Vereinte Nationen

Freiburger Studierende kämpfen in Wettbewerb um eine Million US-Dollar

Gina Kutkat

Sie haben ein Gerät entwickelt, das für sichere Operationen in Entwicklungs- und Schwellenländern sorgen soll: Vier Studierende der Uni Freiburg stehen mit ihrer Erfindung im Finale des Hult Prizes der UN. Sie haben sich gegen 150.000 Bewerber durchgesetzt.

Der Name ist futuristisch, die Idee dahinter vielleicht eine Million US-Dollar wert: Vier Studierende der Uni Freiburg haben ein Gerät entwickelt, das medizinische Instrumente unter anderem mit Solarenergie sterilisiert. Mit dem sogenannten "Hybriclave" und ihrem Unternehmen stehen Laila Berning, Saji Zagha, Federico Castillejo und Andrew Bonneau im Finale des Hult Prize bei den Vereinten Nationen in New York.


"Ich schätze unsere Chancen als ganz gut ein, da wir bei unserem Pitch in der sechsten Woche bereits den ersten Platz belegt haben, aber alle Teams präsentieren vielversprechende Unternehmen", sagt Laila Berning. Die 25-Jährige studiert wie ihre Teammitglieder an der Albert-Ludwigs-Universität Freiburg "Environmental Governance" und steht kurz vor ihrer Masterarbeit.

Als einziges Team aus Deutschland in der Endrunde

Gegen 150.000 Bewerber haben sich die Freiburger – alle Mitte bis Ende zwanzig – bereits durchgesetzt und als einzige deutsche Gruppe für die Endrunde in New York qualifiziert. Dort geht es am 15. September um das Preisgeld von einer Million US-Dollar. "Gegen uns treten noch fünf weitere Teams an", so Berning.

Im Fokus ihrer Idee stand ein Problem: Weil ländliche Krankenhäuser nicht immer Zugang zu Elektrizität haben, ist es schwierig, medizinische Instrumente zu sterilisieren. "Wir konzentrieren uns auf Entwicklungs- und Schwellenländer, dort ist Elektrizität nicht immer verfügbar", sagt Berning. Normale Geräte zur Sterilisation – Autoklaven genannt – seien in diesen Ländern deswegen nicht geeignet.

Ihre Mission: Weltweit sichere Operationen ermöglichen

Der Hybriclave misst etwa 1,5 Meter und funktioniert mit solar-thermischer Energie. Durch verschiedene Energiequellen werden Hitze, Druck und Dampf im Druckbehälter generiert, um die Instrumente zu sterilisieren.
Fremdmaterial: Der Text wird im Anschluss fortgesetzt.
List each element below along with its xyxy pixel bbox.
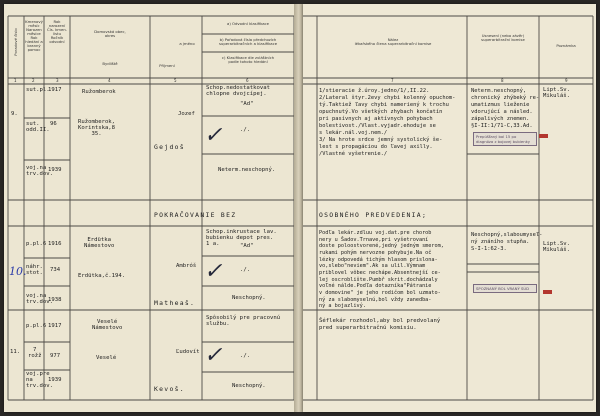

Einen ersten Prototypen haben die Studierenden mit ihrem Ingenieur in Uganda entwickelt. "Die ersten Tests sind positiv verlaufen", so Berning. "Gerade bauen wir auch einen Prototypen für Deutschland, um noch mehr Tests in Zusammenarbeit mit dem Labor des Instituts für Infektionsprävention und Krankenhaushygiene in Freiburg durchzuführen."

Die vier Studierenden, die alle schon in diversen Geschäftsgründungen involviert waren, bauen nebenbei das Startup "Noor Medical" auf. Ihre Mission ist es, weltweit sichere Operationen zu ermöglichen. Aktuell sind sie dabei, ihr Unternehmen in Dänemark zu registrieren. Sollten sie den Wettbewerb tatsächlich gewinnen, wird das Preisgeld in das Startup gesteckt.

Kommenden Mittwoch fliegt das Team nach New York, bis dahin feilen die vier noch an ihrer Präsentation und suchen nach weiteren Projektpartnern. Und auch, wenn es nicht zu einem Sieg reicht, war die Teilnahme am Hult Prize für alle ein Gewinn. "Bei der UN sitzen auch einige Investoren und potentielle Partner im Publikum, für die unsere Idee interessant sein könnte."


Zum Wettbewerb

Beim Hult Prize handelt es sich um einen studentischen Wettbewerb, der den Fokus auf die Bekämpfung von Umweltproblemen und humanitären Krisen legt. Das Motto 2018 lautet: "To use the power of energy to transform the lives of 10 million people by 2025", auf Deutsch: Die Energie nutzen, um das Leben von 10 Millionen Menschen bis 2025 zu transformieren. Der Wettbewerb ist eine Partnerschaft zwischen der Hult International Business School und der Clinton Global Initiative.